El advenimiento ecológico trastoca esta visión. En su esencia, se refiere a toda la naturaleza y no al jardín en particular. Sin embargo, el jardín está hecho de naturaleza. Pájaros, hormigas, setas, insectos y semillas ligeras no conocen las fronteras entre el territorio civilizado y el espacio salvaje. Para ellos, todo es habitable.
El aporte incesante de especies móviles representa una energía considerable contra la cual la lucha jardinera ha de transformarse en guerra. Armas no faltan. Son lo principal que tienen las tiendas reputadas en defender al jardín, aunque en realidad lo ataquen. En una de las primeras estanterías se encuentra una asombrosa panoplia de productos destinados a la erradicación de hormigas, ratones, babosas, pulgones, arañas rojas, moscas blancas, cochinillas, nematodos, etc.
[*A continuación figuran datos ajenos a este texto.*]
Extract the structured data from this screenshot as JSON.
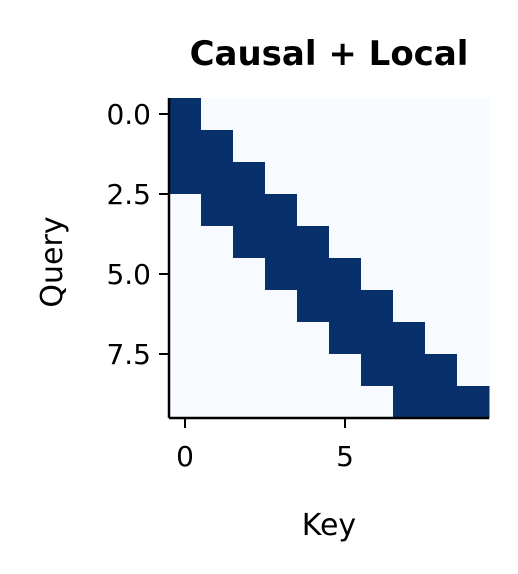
{
  "chart_data": {
    "type": "heatmap",
    "title": "Causal + Local",
    "xlabel": "Key",
    "ylabel": "Query",
    "x_ticks": [
      0,
      5
    ],
    "x_tick_labels": [
      "0",
      "5"
    ],
    "y_ticks": [
      0.0,
      2.5,
      5.0,
      7.5
    ],
    "y_tick_labels": [
      "0.0",
      "2.5",
      "5.0",
      "7.5"
    ],
    "xlim": [
      -0.5,
      9.5
    ],
    "ylim": [
      9.5,
      -0.5
    ],
    "rows": 10,
    "cols": 10,
    "colormap": "Blues",
    "colors": {
      "low": "#f7fbff",
      "high": "#08306b"
    },
    "values": [
      [
        1,
        0,
        0,
        0,
        0,
        0,
        0,
        0,
        0,
        0
      ],
      [
        1,
        1,
        0,
        0,
        0,
        0,
        0,
        0,
        0,
        0
      ],
      [
        1,
        1,
        1,
        0,
        0,
        0,
        0,
        0,
        0,
        0
      ],
      [
        0,
        1,
        1,
        1,
        0,
        0,
        0,
        0,
        0,
        0
      ],
      [
        0,
        0,
        1,
        1,
        1,
        0,
        0,
        0,
        0,
        0
      ],
      [
        0,
        0,
        0,
        1,
        1,
        1,
        0,
        0,
        0,
        0
      ],
      [
        0,
        0,
        0,
        0,
        1,
        1,
        1,
        0,
        0,
        0
      ],
      [
        0,
        0,
        0,
        0,
        0,
        1,
        1,
        1,
        0,
        0
      ],
      [
        0,
        0,
        0,
        0,
        0,
        0,
        1,
        1,
        1,
        0
      ],
      [
        0,
        0,
        0,
        0,
        0,
        0,
        0,
        1,
        1,
        1
      ]
    ],
    "grid": false
  }
}
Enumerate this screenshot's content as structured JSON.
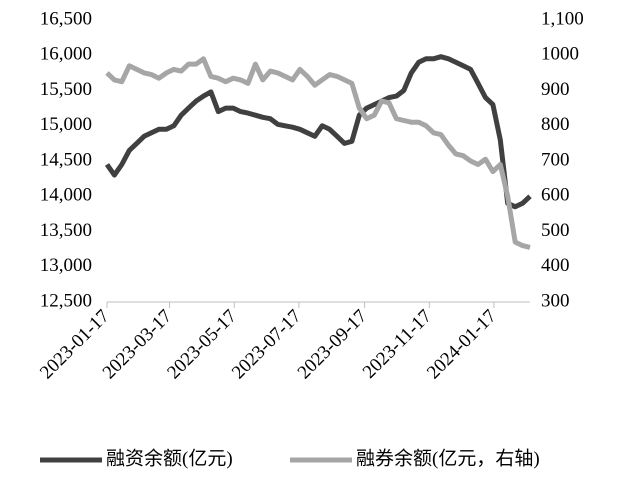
{
  "chart_data": {
    "type": "line",
    "x": [
      "2023-01-17",
      "2023-01-24",
      "2023-01-31",
      "2023-02-07",
      "2023-02-14",
      "2023-02-21",
      "2023-02-28",
      "2023-03-07",
      "2023-03-14",
      "2023-03-21",
      "2023-03-28",
      "2023-04-04",
      "2023-04-11",
      "2023-04-18",
      "2023-04-25",
      "2023-05-02",
      "2023-05-09",
      "2023-05-16",
      "2023-05-23",
      "2023-05-30",
      "2023-06-06",
      "2023-06-13",
      "2023-06-20",
      "2023-06-27",
      "2023-07-04",
      "2023-07-11",
      "2023-07-18",
      "2023-07-25",
      "2023-08-01",
      "2023-08-08",
      "2023-08-15",
      "2023-08-22",
      "2023-08-29",
      "2023-09-05",
      "2023-09-12",
      "2023-09-19",
      "2023-09-26",
      "2023-10-03",
      "2023-10-10",
      "2023-10-17",
      "2023-10-24",
      "2023-10-31",
      "2023-11-07",
      "2023-11-14",
      "2023-11-21",
      "2023-11-28",
      "2023-12-05",
      "2023-12-12",
      "2023-12-19",
      "2023-12-26",
      "2024-01-02",
      "2024-01-09",
      "2024-01-16",
      "2024-01-23",
      "2024-01-30",
      "2024-02-06",
      "2024-02-13",
      "2024-02-20"
    ],
    "series": [
      {
        "name": "融资余额(亿元)",
        "color": "#404040",
        "values": [
          14450,
          14300,
          14450,
          14650,
          14750,
          14850,
          14900,
          14950,
          14950,
          15000,
          15150,
          15250,
          15350,
          15420,
          15480,
          15200,
          15250,
          15250,
          15200,
          15180,
          15150,
          15120,
          15100,
          15020,
          15000,
          14980,
          14950,
          14900,
          14850,
          15000,
          14950,
          14850,
          14750,
          14780,
          15150,
          15250,
          15300,
          15350,
          15400,
          15420,
          15500,
          15750,
          15900,
          15950,
          15950,
          15980,
          15950,
          15900,
          15850,
          15800,
          15600,
          15400,
          15300,
          14800,
          13900,
          13850,
          13900,
          14000
        ]
      },
      {
        "name": "融券余额(亿元，右轴)",
        "color": "#a6a6a6",
        "axis": "y2",
        "values": [
          950,
          930,
          925,
          970,
          960,
          950,
          945,
          935,
          950,
          960,
          955,
          975,
          975,
          990,
          940,
          935,
          925,
          935,
          930,
          920,
          975,
          930,
          955,
          950,
          940,
          930,
          960,
          940,
          915,
          930,
          945,
          940,
          930,
          920,
          850,
          820,
          830,
          870,
          865,
          820,
          815,
          810,
          810,
          800,
          780,
          775,
          745,
          720,
          715,
          700,
          690,
          705,
          670,
          690,
          600,
          470,
          460,
          455
        ]
      }
    ],
    "xlim": [
      "2023-01-17",
      "2024-02-20"
    ],
    "xticks": [
      "2023-01-17",
      "2023-03-17",
      "2023-05-17",
      "2023-07-17",
      "2023-09-17",
      "2023-11-17",
      "2024-01-17"
    ],
    "ylim": [
      12500,
      16500
    ],
    "yticks": [
      {
        "value": 12500,
        "label": "12,500"
      },
      {
        "value": 13000,
        "label": "13,000"
      },
      {
        "value": 13500,
        "label": "13,500"
      },
      {
        "value": 14000,
        "label": "14,000"
      },
      {
        "value": 14500,
        "label": "14,500"
      },
      {
        "value": 15000,
        "label": "15,000"
      },
      {
        "value": 15500,
        "label": "15,500"
      },
      {
        "value": 16000,
        "label": "16,000"
      },
      {
        "value": 16500,
        "label": "16,500"
      }
    ],
    "y2lim": [
      300,
      1100
    ],
    "y2ticks": [
      300,
      400,
      500,
      600,
      700,
      800,
      900,
      1000,
      {
        "value": 1100,
        "label": "1,100"
      }
    ],
    "legend": "bottom"
  }
}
En el jardín de mi infancia, había que cumplir las reglas: seguir sin discusión las instrucciones comerciales. Teníamos que ahumar, pulverizar, quemar, deshierbar, tratar de todos los modos posibles la naturaleza rebelde, caóticamente imaginativa.
Aprendí a intimidar a los topos con botellas de culo roto, hundidas en el suelo, con el cuello al viento, para así producir sonidos que hiciesen huir al animal. El césped erizado, convertido en terreno minado, ocasionó algunos accidentes. Sobre todo, atrajo los sarcasmos de los admiradores de greens que veían en aquella obra maestra una lastimosa declinación del arte povera.
Así pues, colocábamos algunos trozos de vidrio en los lugares adecuados que el topo, hábil en rodeos, esquivaba. Cual hemofílico que debía morir con el más mínimo corte, no podía escapar de ello. Nunca encontramos el cadáver de un topo desangrado. Los trozos de vidrio subían a la superficie, coloreando la hierba con pinceladas brillantes.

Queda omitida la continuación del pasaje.